Cochrane has enormous strengths as a community, many of which are factors for the tremendous growth the community has seen over the past decade.

Cochrane has enormous strengths as a community, many of which are factors for the tremendous growth the community has seen over the past decade.

Despite being a community that is reaching toward 30,000 citizens, the small town western roots remain evident. Based near the foothills and in the river valley of the Bow River, Cochrane is picturesque and offers much for those who love the outdoors without having to venture too far from the city.

While that has translated into growth in population and amenities – Cochrane has more than 600 storefront businesses in its repertoire of more than 1,200 business licences – the town has not done quite as well on the tourism side of the coin.

It’s a fact the Cochrane Tourism Association is hoping to change as it kicks off a new direction in marketing that will hopefully tap into the vast tourism money out there that could benefit our business community.

In 2015, tourism spending in Canmore and Banff was nothing short of astronomical. Shared with Jasper, tourists spent more than $1.5 billion in the mountain towns. For Canmore, that translated into nearly $1 million a day.

That is some serious money that Cochrane would love a bigger piece of.

The question is how do we attract more people travelling between the city and the mountains to stop in Cochrane? Or, better yet, how do we get them to stay in town?

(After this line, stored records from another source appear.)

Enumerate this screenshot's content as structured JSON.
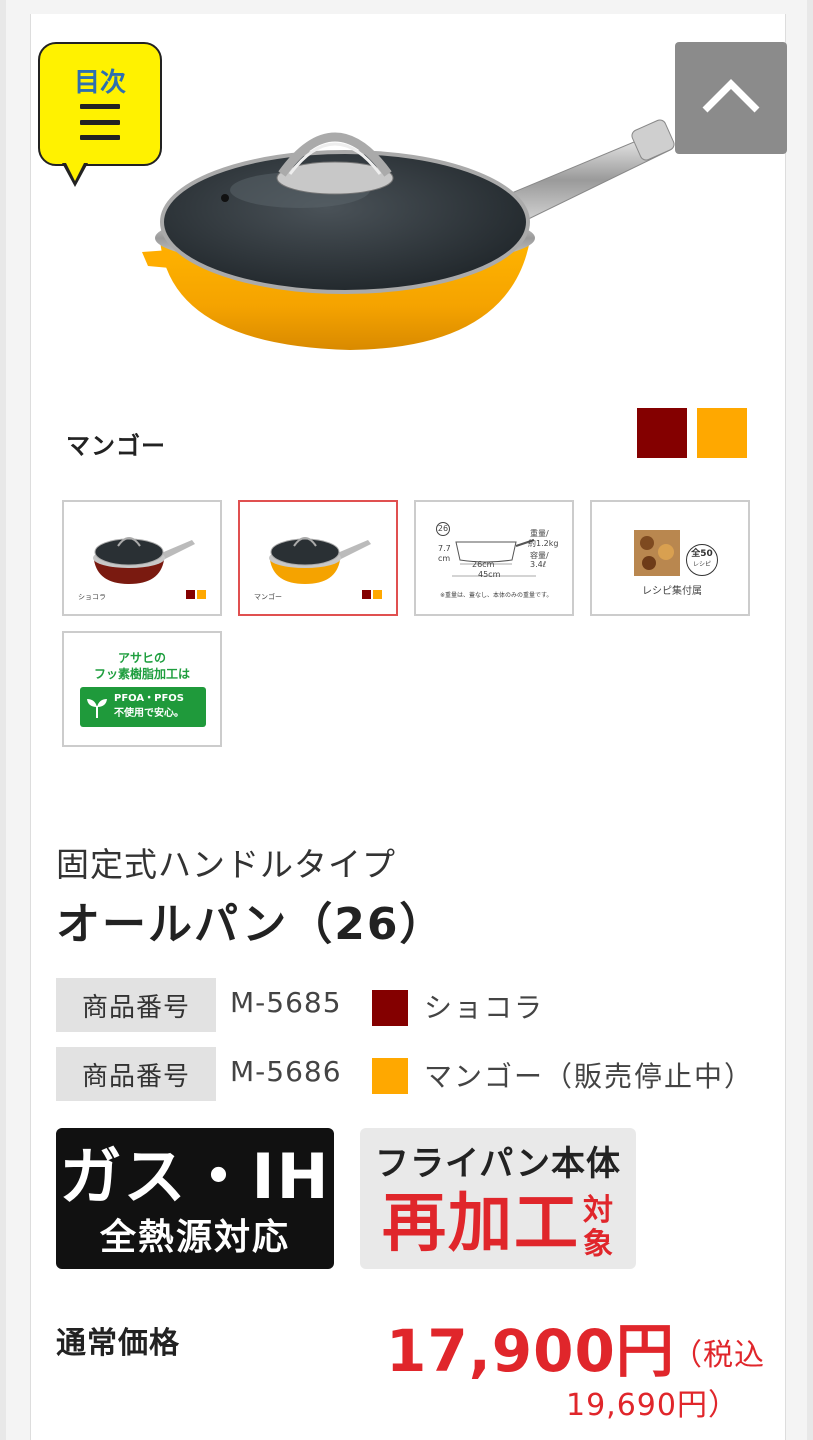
{
  "toc": {
    "label": "目次",
    "icon": "menu-icon"
  },
  "scroll_top": {
    "icon": "chevron-up-icon"
  },
  "product_image": {
    "alt": ""
  },
  "color": {
    "selected_name": "マンゴー",
    "swatches": [
      {
        "name": "ショコラ",
        "color": "#840000"
      },
      {
        "name": "マンゴー",
        "color": "#ffa800"
      }
    ]
  },
  "thumbnails": [
    {
      "caption": "ショコラ"
    },
    {
      "caption": "マンゴー"
    },
    {
      "size_no": "26",
      "height": "7.7",
      "height_unit": "cm",
      "width_top": "26cm",
      "width_bottom": "45cm",
      "weight_line1": "重量/",
      "weight_line2": "約1.2kg",
      "cap_line1": "容量/",
      "cap_line2": "3.4ℓ",
      "note": "※重量は、蓋なし、本体のみの重量です。"
    },
    {
      "badge_top": "全50",
      "badge_bottom": "レシピ",
      "caption": "レシピ集付属"
    },
    {
      "line1": "アサヒの",
      "line2": "フッ素樹脂加工は",
      "line3": "PFOA・PFOS",
      "line4": "不使用で安心。"
    }
  ],
  "product": {
    "subtitle": "固定式ハンドルタイプ",
    "title": "オールパン（26）"
  },
  "specs": [
    {
      "label": "商品番号",
      "code": "M-5685",
      "color": "#840000",
      "name": "ショコラ"
    },
    {
      "label": "商品番号",
      "code": "M-5686",
      "color": "#ffa800",
      "name": "マンゴー（販売停止中）"
    }
  ],
  "badges": {
    "gas_line1": "ガス・IH",
    "gas_line2": "全熱源対応",
    "reprocess_line1": "フライパン本体",
    "reprocess_line2": "再加工",
    "reprocess_line3": "対象"
  },
  "price": {
    "label": "通常価格",
    "amount": "17,900円",
    "tax_line1": "（税込",
    "tax_line2": "19,690円）"
  }
}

As a tourist destination, Cochrane has some selling points when compared to Canmore or Banff. The first is price point. Staying here is cheaper with a variety of accommodation options from hotels, to camping to airbnbs. Cochrane is also closer to the airport and provides direct routes to many provincial attractions via highways 1A and 22 and the TransCanada.

Add in some amazing historical sites, unique boutiques in the Historic Downtown, all the amenities one needs and arguably the best ice cream in Alberta, it is a wonder we don’t have a more thriving tourist economy.

The tourism association’s push toward better marketing and coordination with community businesses for advertising will help get the word out about what Cochrane has to offer, but it is just the start.

We must push for the regional transit system to prioritize Cochrane as both a stopping point and more importantly a pick up point on the way too the mountains. This means multiple and convenient trip times, partnerships with local hotels and an affordable price point.

Cochrane would make an excellent tourist hub for those travelling around the western part of the province but we need to ensure access is both easy and cost effective.

Tourism is big business in Alberta and Cochrane has the character, charm and offerings to earn a bigger piece of the pie.